While this review has focused on Irish Women Artists’ studies of modern and postmodern Irish art – reflecting my own biases - the presented research also examines extra-canonical works in detail. For my purposes, the articles on earlier works act as a way to understand the inherited conditions of production and reception that have affected the careers of Irish, female modernist artists, as well as continuing feminism’s challenge to the art historical canon begun in the 1970s. For example, the Victorian aristocrat painter, Victoria, marchioness of Waterford, is not presented to us by researcher Myles Campbell as an “appendage” to the canon, but rather as a “valuable rubric” with which to analyse why women artists succeeded or failed according to their class status (p. 58).

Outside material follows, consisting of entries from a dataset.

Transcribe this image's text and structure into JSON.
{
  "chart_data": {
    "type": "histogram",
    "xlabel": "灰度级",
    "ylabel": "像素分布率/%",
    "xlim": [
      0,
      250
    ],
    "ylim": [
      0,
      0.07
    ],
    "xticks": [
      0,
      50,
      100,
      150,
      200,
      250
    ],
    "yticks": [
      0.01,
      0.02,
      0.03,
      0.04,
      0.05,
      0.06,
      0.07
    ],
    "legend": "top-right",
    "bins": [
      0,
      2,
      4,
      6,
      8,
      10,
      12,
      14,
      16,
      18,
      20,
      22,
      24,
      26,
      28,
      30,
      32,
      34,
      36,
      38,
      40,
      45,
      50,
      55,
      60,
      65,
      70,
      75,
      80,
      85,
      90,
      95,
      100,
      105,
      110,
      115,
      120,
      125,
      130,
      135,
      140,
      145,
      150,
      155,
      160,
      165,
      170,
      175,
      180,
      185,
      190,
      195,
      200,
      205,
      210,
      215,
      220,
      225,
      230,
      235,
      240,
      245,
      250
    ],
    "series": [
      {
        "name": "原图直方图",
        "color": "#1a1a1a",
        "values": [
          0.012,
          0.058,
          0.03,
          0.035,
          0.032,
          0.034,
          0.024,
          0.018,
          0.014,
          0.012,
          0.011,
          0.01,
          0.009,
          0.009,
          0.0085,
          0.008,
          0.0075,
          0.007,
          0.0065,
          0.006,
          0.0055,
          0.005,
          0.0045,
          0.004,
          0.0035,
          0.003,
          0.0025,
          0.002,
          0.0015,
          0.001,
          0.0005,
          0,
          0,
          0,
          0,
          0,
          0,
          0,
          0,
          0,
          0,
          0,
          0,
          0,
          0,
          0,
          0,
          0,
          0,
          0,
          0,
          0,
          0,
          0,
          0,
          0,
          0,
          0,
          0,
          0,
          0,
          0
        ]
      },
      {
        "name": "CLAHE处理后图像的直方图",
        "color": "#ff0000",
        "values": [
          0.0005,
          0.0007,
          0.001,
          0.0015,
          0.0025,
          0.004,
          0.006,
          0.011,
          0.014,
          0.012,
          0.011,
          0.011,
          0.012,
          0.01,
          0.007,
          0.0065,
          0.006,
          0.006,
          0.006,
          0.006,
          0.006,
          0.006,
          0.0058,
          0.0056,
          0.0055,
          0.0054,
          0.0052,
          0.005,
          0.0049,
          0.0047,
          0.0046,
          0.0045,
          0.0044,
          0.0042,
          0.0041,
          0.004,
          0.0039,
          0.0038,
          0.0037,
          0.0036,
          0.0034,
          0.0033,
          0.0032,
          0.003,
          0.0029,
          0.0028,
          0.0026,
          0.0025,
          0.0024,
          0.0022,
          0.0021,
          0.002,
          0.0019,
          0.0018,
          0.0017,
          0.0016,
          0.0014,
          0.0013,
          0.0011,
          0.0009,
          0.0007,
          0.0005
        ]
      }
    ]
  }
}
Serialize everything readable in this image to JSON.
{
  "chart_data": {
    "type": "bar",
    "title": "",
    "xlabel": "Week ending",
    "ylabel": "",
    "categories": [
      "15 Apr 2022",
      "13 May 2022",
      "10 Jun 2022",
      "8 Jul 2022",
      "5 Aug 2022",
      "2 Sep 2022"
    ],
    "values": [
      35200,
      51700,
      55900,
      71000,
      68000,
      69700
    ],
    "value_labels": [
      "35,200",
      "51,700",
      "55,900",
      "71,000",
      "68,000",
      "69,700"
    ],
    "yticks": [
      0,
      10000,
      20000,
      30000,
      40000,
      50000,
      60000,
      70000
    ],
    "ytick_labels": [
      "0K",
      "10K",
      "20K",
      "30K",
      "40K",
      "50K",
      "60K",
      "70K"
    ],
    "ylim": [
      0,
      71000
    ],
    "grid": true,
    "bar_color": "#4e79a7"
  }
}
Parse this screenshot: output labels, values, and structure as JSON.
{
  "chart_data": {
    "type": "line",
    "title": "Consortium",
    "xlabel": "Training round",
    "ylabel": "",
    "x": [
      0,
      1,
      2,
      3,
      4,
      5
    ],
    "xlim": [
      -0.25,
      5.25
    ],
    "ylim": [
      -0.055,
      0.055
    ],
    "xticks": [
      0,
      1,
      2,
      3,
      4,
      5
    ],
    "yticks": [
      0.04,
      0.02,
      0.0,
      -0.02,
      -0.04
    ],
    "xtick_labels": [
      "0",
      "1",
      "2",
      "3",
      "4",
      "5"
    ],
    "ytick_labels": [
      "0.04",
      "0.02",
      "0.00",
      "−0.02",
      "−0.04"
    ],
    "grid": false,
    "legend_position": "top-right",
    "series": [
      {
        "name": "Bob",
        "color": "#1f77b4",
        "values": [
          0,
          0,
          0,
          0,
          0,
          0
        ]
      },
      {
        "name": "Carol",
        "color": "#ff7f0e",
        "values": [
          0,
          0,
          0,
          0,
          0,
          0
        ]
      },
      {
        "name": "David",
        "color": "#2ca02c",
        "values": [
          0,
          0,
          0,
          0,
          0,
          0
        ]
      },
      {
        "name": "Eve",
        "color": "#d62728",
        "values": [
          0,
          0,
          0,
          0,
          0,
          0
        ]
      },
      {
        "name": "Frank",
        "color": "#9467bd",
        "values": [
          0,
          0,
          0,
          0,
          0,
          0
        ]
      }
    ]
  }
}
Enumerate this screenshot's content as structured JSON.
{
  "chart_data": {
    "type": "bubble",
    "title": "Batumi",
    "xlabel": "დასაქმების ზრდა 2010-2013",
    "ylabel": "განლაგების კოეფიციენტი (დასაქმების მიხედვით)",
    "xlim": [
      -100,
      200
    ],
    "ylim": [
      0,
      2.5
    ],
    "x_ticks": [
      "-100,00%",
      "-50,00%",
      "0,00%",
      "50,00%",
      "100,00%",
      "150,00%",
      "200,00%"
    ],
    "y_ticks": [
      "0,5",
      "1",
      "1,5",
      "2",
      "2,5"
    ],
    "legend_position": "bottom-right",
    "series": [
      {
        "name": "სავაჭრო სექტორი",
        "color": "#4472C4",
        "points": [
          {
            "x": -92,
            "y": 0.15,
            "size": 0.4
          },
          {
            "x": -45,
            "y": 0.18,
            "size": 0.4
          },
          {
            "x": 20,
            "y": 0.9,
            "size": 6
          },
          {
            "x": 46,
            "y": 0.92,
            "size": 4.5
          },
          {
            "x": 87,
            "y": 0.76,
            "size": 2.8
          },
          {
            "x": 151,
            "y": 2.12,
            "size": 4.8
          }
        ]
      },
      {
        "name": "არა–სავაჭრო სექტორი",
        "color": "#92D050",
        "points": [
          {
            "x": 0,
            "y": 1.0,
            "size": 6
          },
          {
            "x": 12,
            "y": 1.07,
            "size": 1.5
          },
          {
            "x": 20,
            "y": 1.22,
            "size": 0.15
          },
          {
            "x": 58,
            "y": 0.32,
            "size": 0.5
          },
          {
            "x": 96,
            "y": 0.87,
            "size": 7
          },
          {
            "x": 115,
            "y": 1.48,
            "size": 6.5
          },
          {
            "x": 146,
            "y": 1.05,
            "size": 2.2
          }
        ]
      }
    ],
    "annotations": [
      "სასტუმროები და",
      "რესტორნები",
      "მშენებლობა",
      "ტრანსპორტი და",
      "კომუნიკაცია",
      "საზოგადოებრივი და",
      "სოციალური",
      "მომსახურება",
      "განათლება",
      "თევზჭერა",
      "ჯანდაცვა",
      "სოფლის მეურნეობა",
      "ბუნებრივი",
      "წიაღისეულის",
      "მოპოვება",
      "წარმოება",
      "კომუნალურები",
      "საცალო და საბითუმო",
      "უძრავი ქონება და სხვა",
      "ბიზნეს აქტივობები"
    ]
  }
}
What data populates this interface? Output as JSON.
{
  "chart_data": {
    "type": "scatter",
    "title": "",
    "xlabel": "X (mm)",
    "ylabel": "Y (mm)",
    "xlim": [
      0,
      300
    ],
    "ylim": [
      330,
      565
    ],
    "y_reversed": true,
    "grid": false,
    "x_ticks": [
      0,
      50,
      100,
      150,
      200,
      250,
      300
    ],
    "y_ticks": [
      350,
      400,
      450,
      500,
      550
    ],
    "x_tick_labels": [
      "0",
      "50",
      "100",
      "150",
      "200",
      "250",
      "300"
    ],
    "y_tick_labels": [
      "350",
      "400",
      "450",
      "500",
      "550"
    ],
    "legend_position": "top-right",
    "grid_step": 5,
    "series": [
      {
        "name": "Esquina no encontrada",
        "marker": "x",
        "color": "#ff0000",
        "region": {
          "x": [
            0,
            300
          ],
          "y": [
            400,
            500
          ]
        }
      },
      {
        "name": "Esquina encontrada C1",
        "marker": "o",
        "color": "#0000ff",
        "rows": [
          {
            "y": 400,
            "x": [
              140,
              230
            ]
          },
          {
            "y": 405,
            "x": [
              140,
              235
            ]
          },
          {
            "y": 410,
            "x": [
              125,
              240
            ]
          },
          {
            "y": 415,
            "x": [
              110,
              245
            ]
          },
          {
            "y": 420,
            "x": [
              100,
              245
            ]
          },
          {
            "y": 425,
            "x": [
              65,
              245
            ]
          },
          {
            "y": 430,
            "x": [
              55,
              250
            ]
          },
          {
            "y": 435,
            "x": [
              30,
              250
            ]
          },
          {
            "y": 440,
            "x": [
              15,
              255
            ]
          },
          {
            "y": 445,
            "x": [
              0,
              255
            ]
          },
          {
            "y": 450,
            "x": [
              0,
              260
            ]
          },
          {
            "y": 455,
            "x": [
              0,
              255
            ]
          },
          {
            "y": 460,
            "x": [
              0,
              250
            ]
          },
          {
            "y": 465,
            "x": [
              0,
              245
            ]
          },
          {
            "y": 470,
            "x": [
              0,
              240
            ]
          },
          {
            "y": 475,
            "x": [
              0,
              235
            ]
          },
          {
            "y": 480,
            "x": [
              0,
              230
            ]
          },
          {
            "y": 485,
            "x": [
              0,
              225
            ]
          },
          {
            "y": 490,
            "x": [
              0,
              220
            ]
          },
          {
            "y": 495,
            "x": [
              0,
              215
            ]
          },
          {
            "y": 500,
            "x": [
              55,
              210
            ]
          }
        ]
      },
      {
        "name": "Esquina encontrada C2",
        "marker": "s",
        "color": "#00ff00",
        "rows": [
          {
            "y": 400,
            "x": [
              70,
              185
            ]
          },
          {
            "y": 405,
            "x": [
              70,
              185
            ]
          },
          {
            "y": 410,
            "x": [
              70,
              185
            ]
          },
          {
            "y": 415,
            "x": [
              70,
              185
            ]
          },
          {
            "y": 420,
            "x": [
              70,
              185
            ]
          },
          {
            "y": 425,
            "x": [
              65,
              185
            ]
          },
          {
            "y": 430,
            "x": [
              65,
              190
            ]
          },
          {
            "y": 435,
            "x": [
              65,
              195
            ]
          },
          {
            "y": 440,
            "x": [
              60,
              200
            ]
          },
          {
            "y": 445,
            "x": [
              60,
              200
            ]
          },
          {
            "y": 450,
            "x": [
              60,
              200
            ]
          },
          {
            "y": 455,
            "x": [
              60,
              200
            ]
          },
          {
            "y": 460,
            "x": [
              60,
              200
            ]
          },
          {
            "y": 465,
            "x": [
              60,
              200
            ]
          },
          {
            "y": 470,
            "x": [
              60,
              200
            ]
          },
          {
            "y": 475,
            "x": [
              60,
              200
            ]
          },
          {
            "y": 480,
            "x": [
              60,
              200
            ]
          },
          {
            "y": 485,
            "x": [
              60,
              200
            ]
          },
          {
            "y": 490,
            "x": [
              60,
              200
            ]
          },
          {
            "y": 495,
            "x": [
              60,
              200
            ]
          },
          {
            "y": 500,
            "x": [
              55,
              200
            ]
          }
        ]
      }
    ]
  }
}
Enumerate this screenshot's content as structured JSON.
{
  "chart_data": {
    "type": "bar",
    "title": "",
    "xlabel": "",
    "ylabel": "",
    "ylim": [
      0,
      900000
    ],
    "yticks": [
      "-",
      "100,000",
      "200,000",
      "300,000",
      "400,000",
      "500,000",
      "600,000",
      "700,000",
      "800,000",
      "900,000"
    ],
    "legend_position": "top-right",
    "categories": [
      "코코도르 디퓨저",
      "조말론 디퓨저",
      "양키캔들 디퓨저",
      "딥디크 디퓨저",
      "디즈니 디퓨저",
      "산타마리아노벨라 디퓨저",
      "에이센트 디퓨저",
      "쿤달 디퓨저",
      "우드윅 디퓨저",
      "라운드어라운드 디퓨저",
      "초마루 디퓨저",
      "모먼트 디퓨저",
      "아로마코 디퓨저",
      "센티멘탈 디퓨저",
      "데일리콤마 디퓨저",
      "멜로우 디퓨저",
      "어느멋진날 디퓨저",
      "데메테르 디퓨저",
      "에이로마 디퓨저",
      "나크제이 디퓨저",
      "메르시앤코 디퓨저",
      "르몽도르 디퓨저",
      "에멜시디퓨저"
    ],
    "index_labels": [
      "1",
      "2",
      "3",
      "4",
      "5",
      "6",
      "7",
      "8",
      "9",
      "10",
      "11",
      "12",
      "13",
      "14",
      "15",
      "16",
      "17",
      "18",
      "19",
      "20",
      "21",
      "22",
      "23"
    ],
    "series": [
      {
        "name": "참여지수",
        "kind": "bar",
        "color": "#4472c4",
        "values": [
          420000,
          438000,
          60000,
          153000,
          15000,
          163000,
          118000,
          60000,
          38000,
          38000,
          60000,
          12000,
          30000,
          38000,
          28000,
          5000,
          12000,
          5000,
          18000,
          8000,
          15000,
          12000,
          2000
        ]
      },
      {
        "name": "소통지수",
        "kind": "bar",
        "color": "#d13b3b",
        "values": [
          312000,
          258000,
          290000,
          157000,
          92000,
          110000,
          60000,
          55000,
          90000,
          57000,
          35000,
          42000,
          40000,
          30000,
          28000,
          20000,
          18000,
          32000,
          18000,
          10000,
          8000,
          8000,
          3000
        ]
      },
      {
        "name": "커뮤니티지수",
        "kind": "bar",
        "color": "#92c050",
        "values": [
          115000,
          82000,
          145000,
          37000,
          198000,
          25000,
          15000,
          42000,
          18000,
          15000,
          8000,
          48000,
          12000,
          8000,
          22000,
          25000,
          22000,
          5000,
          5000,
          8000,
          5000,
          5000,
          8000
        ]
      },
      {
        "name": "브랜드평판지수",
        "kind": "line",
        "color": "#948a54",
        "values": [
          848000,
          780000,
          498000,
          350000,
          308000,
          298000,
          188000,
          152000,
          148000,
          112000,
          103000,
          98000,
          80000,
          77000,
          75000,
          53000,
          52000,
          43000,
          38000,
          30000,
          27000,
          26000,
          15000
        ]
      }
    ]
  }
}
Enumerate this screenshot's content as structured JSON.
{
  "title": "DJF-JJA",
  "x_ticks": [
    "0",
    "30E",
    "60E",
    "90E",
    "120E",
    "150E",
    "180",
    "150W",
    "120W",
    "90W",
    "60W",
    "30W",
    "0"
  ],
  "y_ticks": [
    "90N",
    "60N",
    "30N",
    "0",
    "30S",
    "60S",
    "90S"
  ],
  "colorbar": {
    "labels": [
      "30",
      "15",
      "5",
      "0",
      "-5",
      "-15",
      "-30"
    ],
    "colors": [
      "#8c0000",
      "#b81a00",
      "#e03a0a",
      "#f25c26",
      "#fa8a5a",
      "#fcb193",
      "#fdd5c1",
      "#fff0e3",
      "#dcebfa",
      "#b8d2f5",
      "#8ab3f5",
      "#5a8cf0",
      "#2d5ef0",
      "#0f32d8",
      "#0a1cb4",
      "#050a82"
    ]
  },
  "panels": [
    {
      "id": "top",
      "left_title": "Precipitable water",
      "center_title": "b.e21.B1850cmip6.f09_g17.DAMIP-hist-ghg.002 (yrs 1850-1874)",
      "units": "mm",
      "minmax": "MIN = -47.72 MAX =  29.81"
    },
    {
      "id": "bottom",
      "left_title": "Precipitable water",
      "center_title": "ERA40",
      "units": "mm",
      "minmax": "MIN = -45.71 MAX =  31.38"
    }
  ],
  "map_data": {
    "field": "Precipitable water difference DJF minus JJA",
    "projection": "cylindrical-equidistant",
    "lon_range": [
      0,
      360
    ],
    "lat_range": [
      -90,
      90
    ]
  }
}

Black and white inline image reproductions complement the small selection of colour plates. These naturally act as visual support for Irish Women Artists’ various arguments, as well as illuminating some severe gaps in the archival evidence that may have been caused by museal attitudes towards class and gender. That the book is not packed with lavish illustrations serves to remind us that it does not attempt to be a fulsome coffee-table canon, but rather a group of focused, critical and different views, whose Irishness casts new and fascinating light on problems of gender and the history of art.
Becky Hunter is a writer based in London and Durham, UK. She is Assistant Editor for Whitehot Magazine.